Interest in family properties is also pushing traditionally less sought-after areas of Monaco into the limelight. ‘An area such as Fontvieille, with its lovely village atmosphere, views of the Rock and quieter feel is good for families,’ notes Mr de Mallet Morgan. ‘People who have lived in Monaco for a long time tend to stick up their noses at these more peripheral areas, but Monaco is a small place and it takes 15 minutes to walk from the outskirts to the centre—no big deal if you’re used to London.’
The Principality is responding to the rise in international demand with significant investment, geared both at improving public areas and creating much-needed housing stock of the size and quality required by global buyers. The regeneration of the area around the Casino and the new yacht club designed by Foster & Partners are two examples of the government’s desire to make Monaco’s public spaces rival the best in the world.

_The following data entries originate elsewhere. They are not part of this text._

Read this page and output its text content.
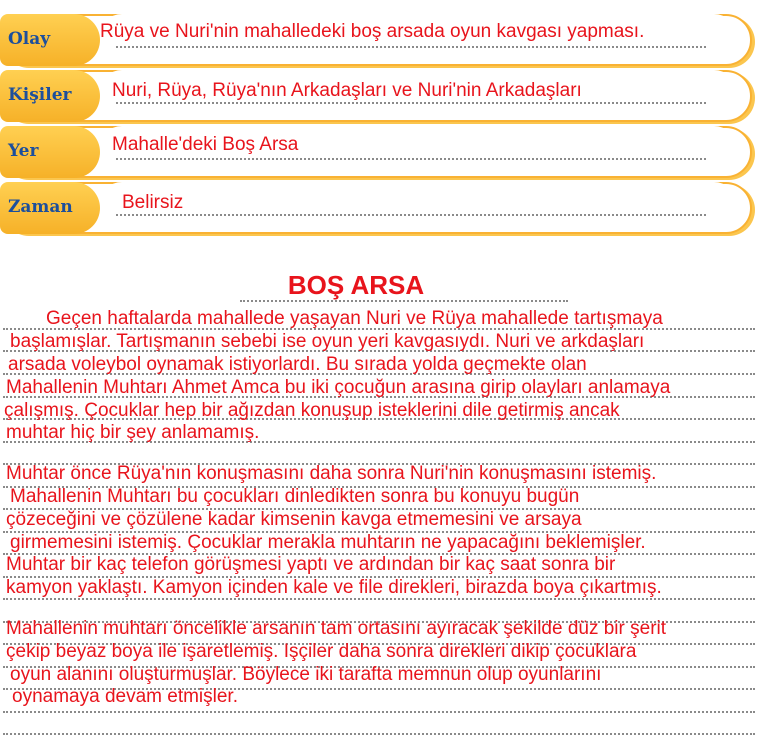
Olay	Rüya ve Nuri'nin mahalledeki boş arsada oyun kavgası yapması.
Kişiler Nuri, Rüya, Rüya'nın Arkadaşları ve Nuri'nin Arkadaşları
Yer	Mahalle'deki Boş Arsa
Zaman	Belirsiz
BOŞ ARSA
Geçen haftalarda mahallede yaşayan Nuri ve Rüya mahallede tartışmaya
başlamışlar. Tartışmanın sebebi ise oyun yeri kavgasıydı. Nuri ve arkdaşları
arsada voleybol oynamak istiyorlardı. Bu sırada yolda geçmekte olan
Mahallenin Muhtarı Ahmet Amca bu iki çocuğun arasına girip olayları anlamaya
çalışmış. Çocuklar hep bir ağızdan konuşup isteklerini dile getirmiş ancak
muhtar hiç bir şey anlamamış.
Muhtar önce Rüya'nın konuşmasını daha sonra Nuri'nin konuşmasını istemiş.
Mahallenin Muhtarı bu çocukları dinledikten sonra bu konuyu bugün
çözeceğini ve çözülene kadar kimsenin kavga etmemesini ve arsaya
girmemesini istemiş. Çocuklar merakla muhtarın ne yapacağını beklemişler.
Muhtar bir kaç telefon görüşmesi yaptı ve ardından bir kaç saat sonra bir
kamyon yaklaştı. Kamyon içinden kale ve file direkleri, birazda boya çıkartmış.
Mahallenin muhtarı öncelikle arsanın tam ortasını ayıracak şekilde düz bir şerit
çekip beyaz boya ile işaretlemiş. Işçiler daha sonra direkleri dikip çocuklara
oyun alanını oluşturmuşlar. Böylece iki tarafta memnun olup oyunlarını
oynamaya devam etmişler.
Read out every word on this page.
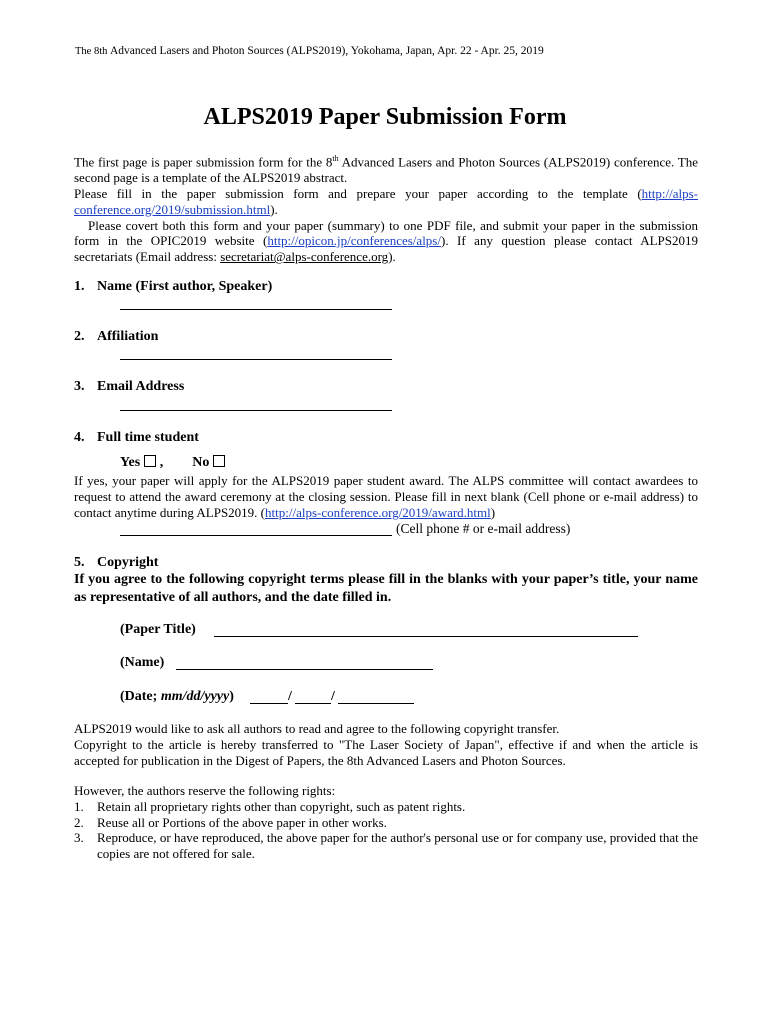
The 8th Advanced Lasers and Photon Sources (ALPS2019), Yokohama, Japan, Apr. 22 - Apr. 25, 2019
ALPS2019 Paper Submission Form

The first page is paper submission form for the 8th Advanced Lasers and Photon Sources (ALPS2019) conference. The second page is a template of the ALPS2019 abstract.

Please fill in the paper submission form and prepare your paper according to the template (http://alps-conference.org/2019/submission.html).

Please covert both this form and your paper (summary) to one PDF file, and submit your paper in the submission form in the OPIC2019 website (http://opicon.jp/conferences/alps/). If any question please contact ALPS2019 secretariats (Email address: secretariat@alps-conference.org).

1. Name (First author, Speaker)
2. Affiliation
3. Email Address
4. Full time student
Yes , No

If yes, your paper will apply for the ALPS2019 paper student award. The ALPS committee will contact awardees to request to attend the award ceremony at the closing session. Please fill in next blank (Cell phone or e-mail address) to contact anytime during ALPS2019. (http://alps-conference.org/2019/award.html)

(Cell phone # or e-mail address)
5. Copyright
If you agree to the following copyright terms please fill in the blanks with your paper’s title, your name as representative of all authors, and the date filled in.
(Paper Title)
(Name)
(Date; mm/dd/yyyy)	/	/

ALPS2019 would like to ask all authors to read and agree to the following copyright transfer.

Copyright to the article is hereby transferred to "The Laser Society of Japan", effective if and when the article is accepted for publication in the Digest of Papers, the 8th Advanced Lasers and Photon Sources.

However, the authors reserve the following rights:
1.	Retain all proprietary rights other than copyright, such as patent rights.
2.	Reuse all or Portions of the above paper in other works.
3.	Reproduce, or have reproduced, the above paper for the author's personal use or for company use, provided that the copies are not offered for sale.
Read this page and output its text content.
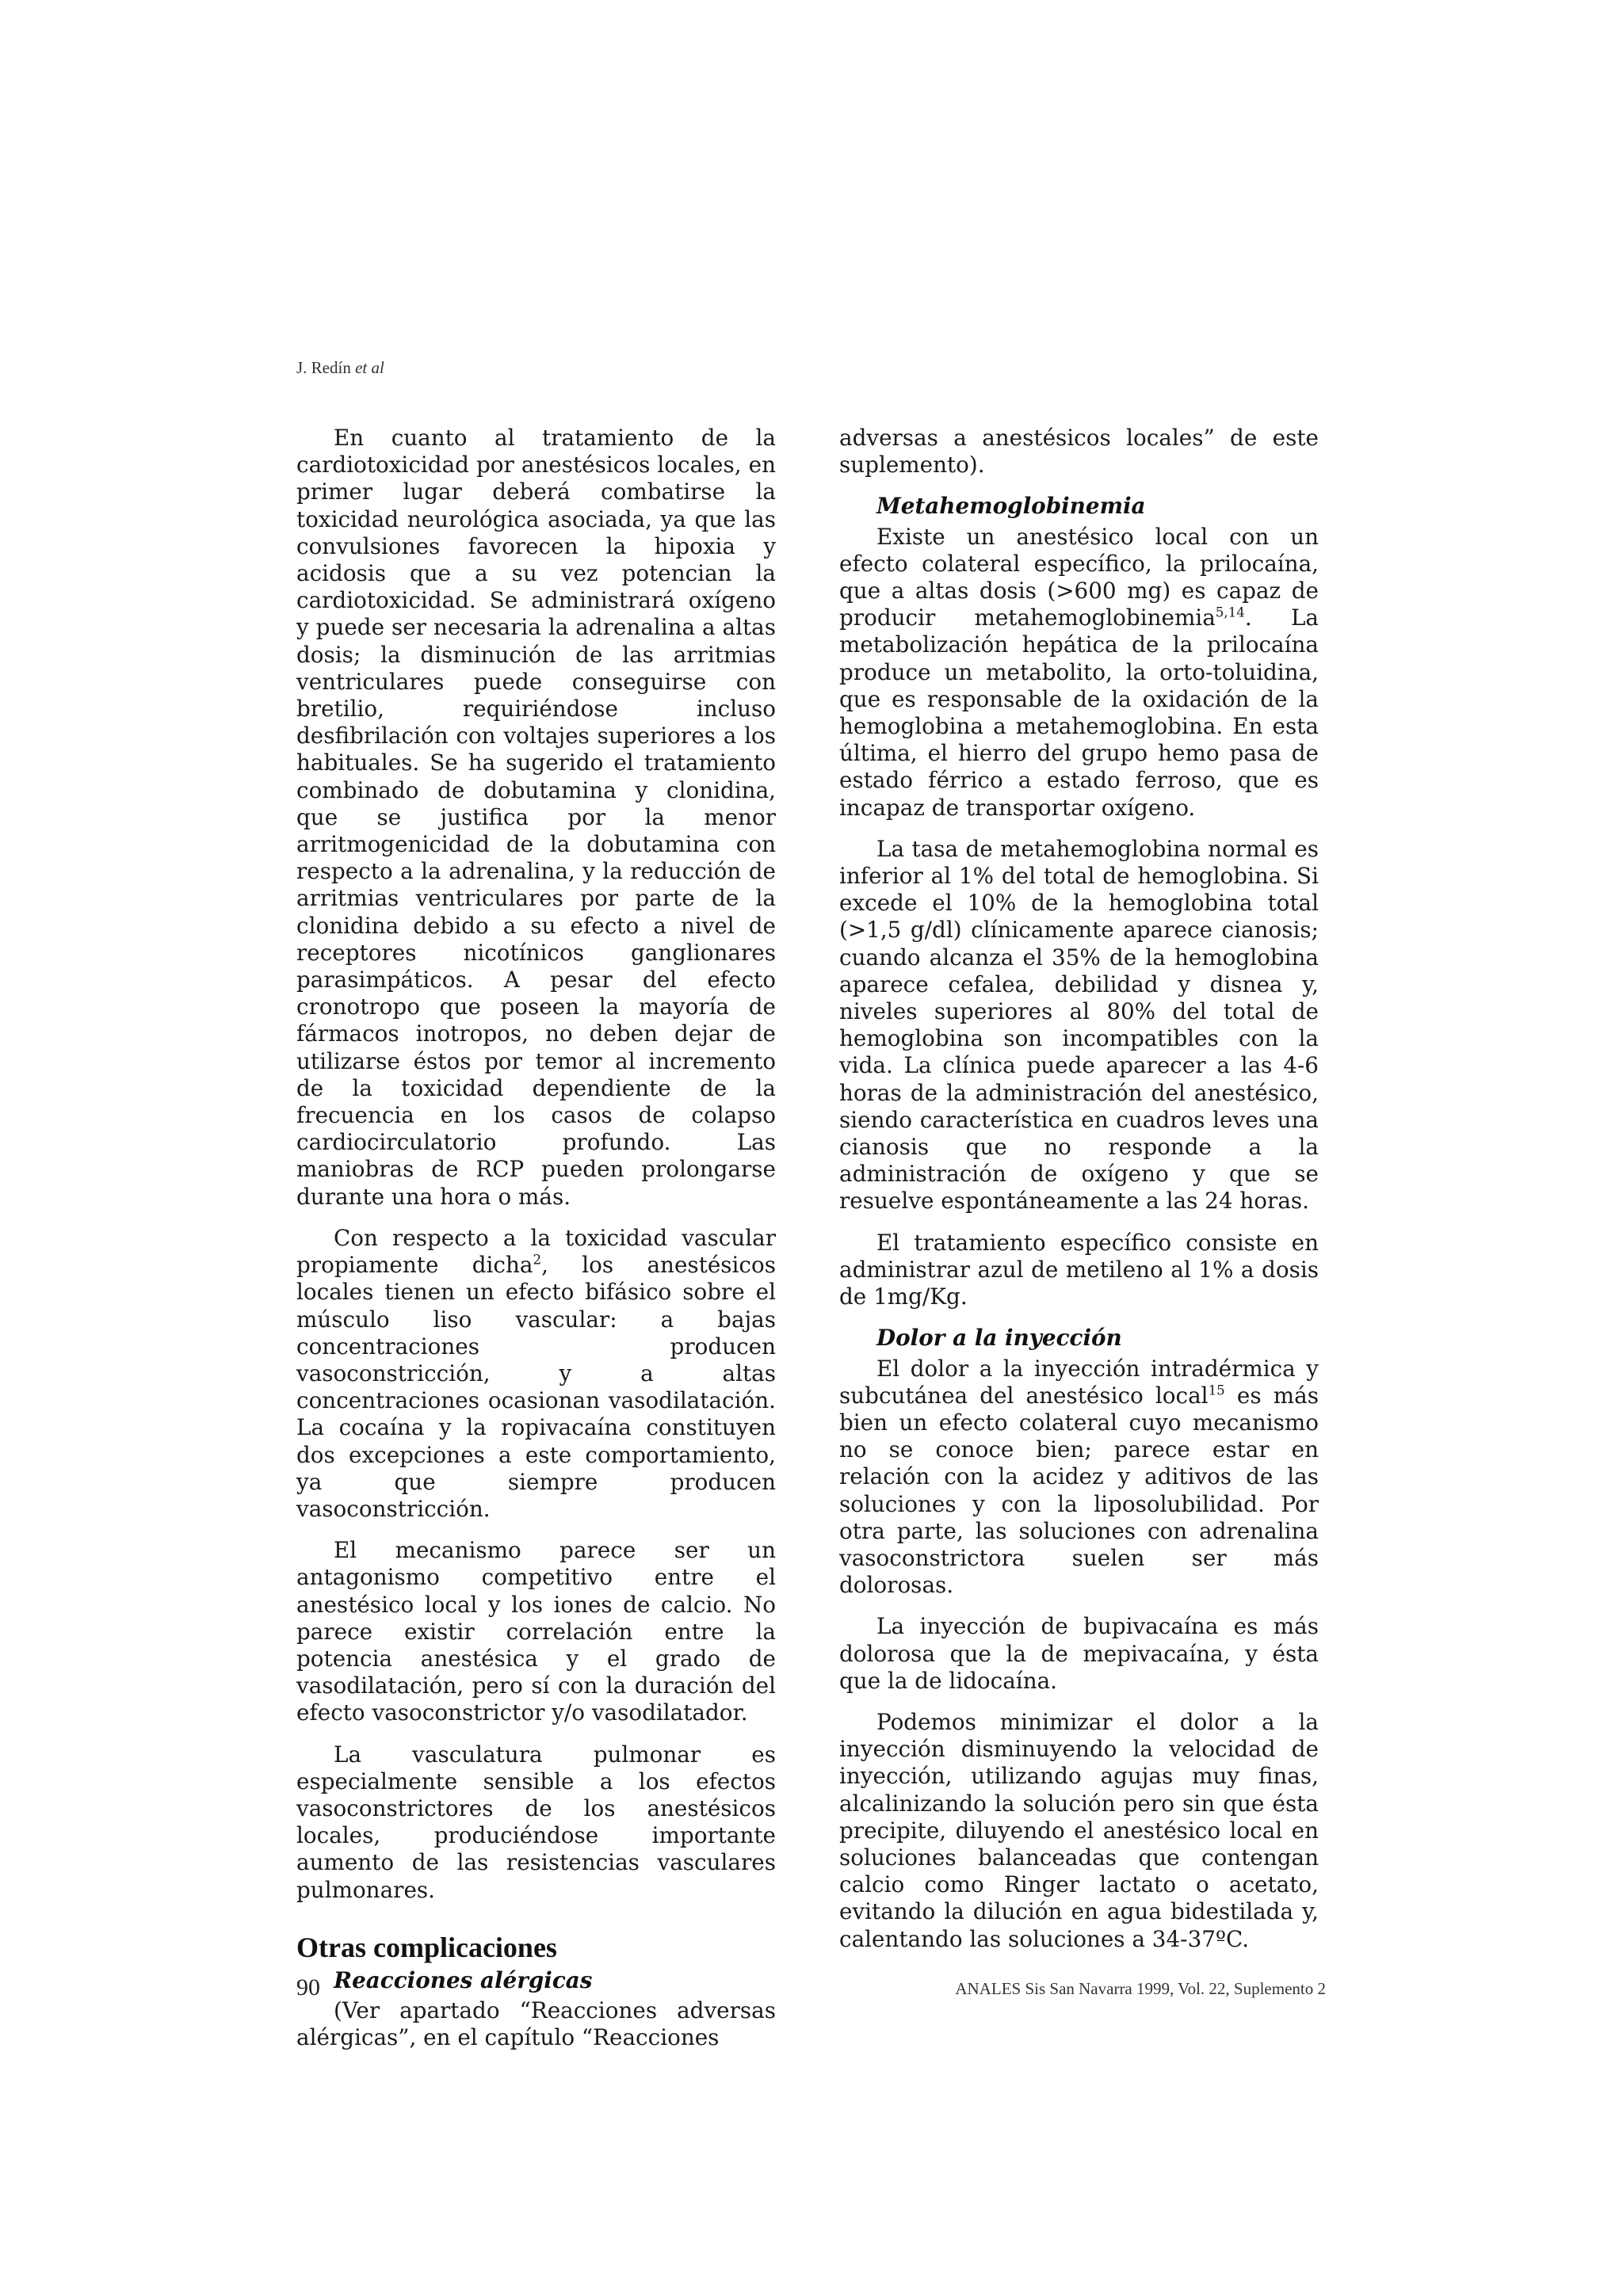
J. Redín et al

En cuanto al tratamiento de la cardiotoxicidad por anestésicos locales, en primer lugar deberá combatirse la toxicidad neurológica asociada, ya que las convulsiones favorecen la hipoxia y acidosis que a su vez potencian la cardiotoxicidad. Se administrará oxígeno y puede ser necesaria la adrenalina a altas dosis; la disminución de las arritmias ventriculares puede conseguirse con bretilio, requiriéndose incluso desfibrilación con voltajes superiores a los habituales. Se ha sugerido el tratamiento combinado de dobutamina y clonidina, que se justifica por la menor arritmogenicidad de la dobutamina con respecto a la adrenalina, y la reducción de arritmias ventriculares por parte de la clonidina debido a su efecto a nivel de receptores nicotínicos ganglionares parasimpáticos. A pesar del efecto cronotropo que poseen la mayoría de fármacos inotropos, no deben dejar de utilizarse éstos por temor al incremento de la toxicidad dependiente de la frecuencia en los casos de colapso cardiocirculatorio profundo. Las maniobras de RCP pueden prolongarse durante una hora o más.

Con respecto a la toxicidad vascular propiamente dicha$^2$, los anestésicos locales tienen un efecto bifásico sobre el músculo liso vascular: a bajas concentraciones producen vasoconstricción, y a altas concentraciones ocasionan vasodilatación. La cocaína y la ropivacaína constituyen dos excepciones a este comportamiento, ya que siempre producen vasoconstricción.

El mecanismo parece ser un antagonismo competitivo entre el anestésico local y los iones de calcio. No parece existir correlación entre la potencia anestésica y el grado de vasodilatación, pero sí con la duración del efecto vasoconstrictor y/o vasodilatador.

La vasculatura pulmonar es especialmente sensible a los efectos vasoconstrictores de los anestésicos locales, produciéndose importante aumento de las resistencias vasculares pulmonares.

Otras complicaciones
Reacciones alérgicas

(Ver apartado “Reacciones adversas alérgicas”, en el capítulo “Reacciones

adversas a anestésicos locales” de este suplemento).

Metahemoglobinemia

Existe un anestésico local con un efecto colateral específico, la prilocaína, que a altas dosis (>600 mg) es capaz de producir metahemoglobinemia$^{5,14}$. La metabolización hepática de la prilocaína produce un metabolito, la orto-toluidina, que es responsable de la oxidación de la hemoglobina a metahemoglobina. En esta última, el hierro del grupo hemo pasa de estado férrico a estado ferroso, que es incapaz de transportar oxígeno.

La tasa de metahemoglobina normal es inferior al 1% del total de hemoglobina. Si excede el 10% de la hemoglobina total (>1,5 g/dl) clínicamente aparece cianosis; cuando alcanza el 35% de la hemoglobina aparece cefalea, debilidad y disnea y, niveles superiores al 80% del total de hemoglobina son incompatibles con la vida. La clínica puede aparecer a las 4-6 horas de la administración del anestésico, siendo característica en cuadros leves una cianosis que no responde a la administración de oxígeno y que se resuelve espontáneamente a las 24 horas.

El tratamiento específico consiste en administrar azul de metileno al 1% a dosis de 1mg/Kg.

Dolor a la inyección

El dolor a la inyección intradérmica y subcutánea del anestésico local$^{15}$ es más bien un efecto colateral cuyo mecanismo no se conoce bien; parece estar en relación con la acidez y aditivos de las soluciones y con la liposolubilidad. Por otra parte, las soluciones con adrenalina vasoconstrictora suelen ser más dolorosas.

La inyección de bupivacaína es más dolorosa que la de mepivacaína, y ésta que la de lidocaína.

Podemos minimizar el dolor a la inyección disminuyendo la velocidad de inyección, utilizando agujas muy finas, alcalinizando la solución pero sin que ésta precipite, diluyendo el anestésico local en soluciones balanceadas que contengan calcio como Ringer lactato o acetato, evitando la dilución en agua bidestilada y, calentando las soluciones a 34-37ºC.

90	ANALES Sis San Navarra 1999, Vol. 22, Suplemento 2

The jewel in the crown of the local investment programme is the land-reclamation project that was signed off at the end of July 2015. This will create an offshore district of about 14.8 acres off the area of Larvotto and will include 60,000sq m of business and residential space, plus a park, a marina, a seafront promenade and public facilities.
Demand for local property is such that Monaco agents are already receiving enquiries for the homes that will be built on reclaimed land, even though the official timescale estimates completion in 2025. ‘People are already asking me if they can look at the plans, even though that’s absolutely not possible at this stage,’ says M. Le Graverend.
Despite this voracious appetite, however, those buying in Monaco are extremely savvy about pricing. ‘They really do compare and check the price per square metre,’ explains M. Le Graverend. ‘Properties in Monaco are expensive and people are very careful, so the asking price needs to be right.’
This is particularly true at the very top end of the market, which is moving a little more slowly than the rest, according to Mrs Olds. The big spenders from Russia and the former CIS are fewer than in the past, mak- ing sales above €10 million rather more sluggish. This, continues Mrs Olds, creates an excellent opportunity to buy bigger properties at good value: ‘If people have big families and want to move to Monaco, now is the time to start looking.’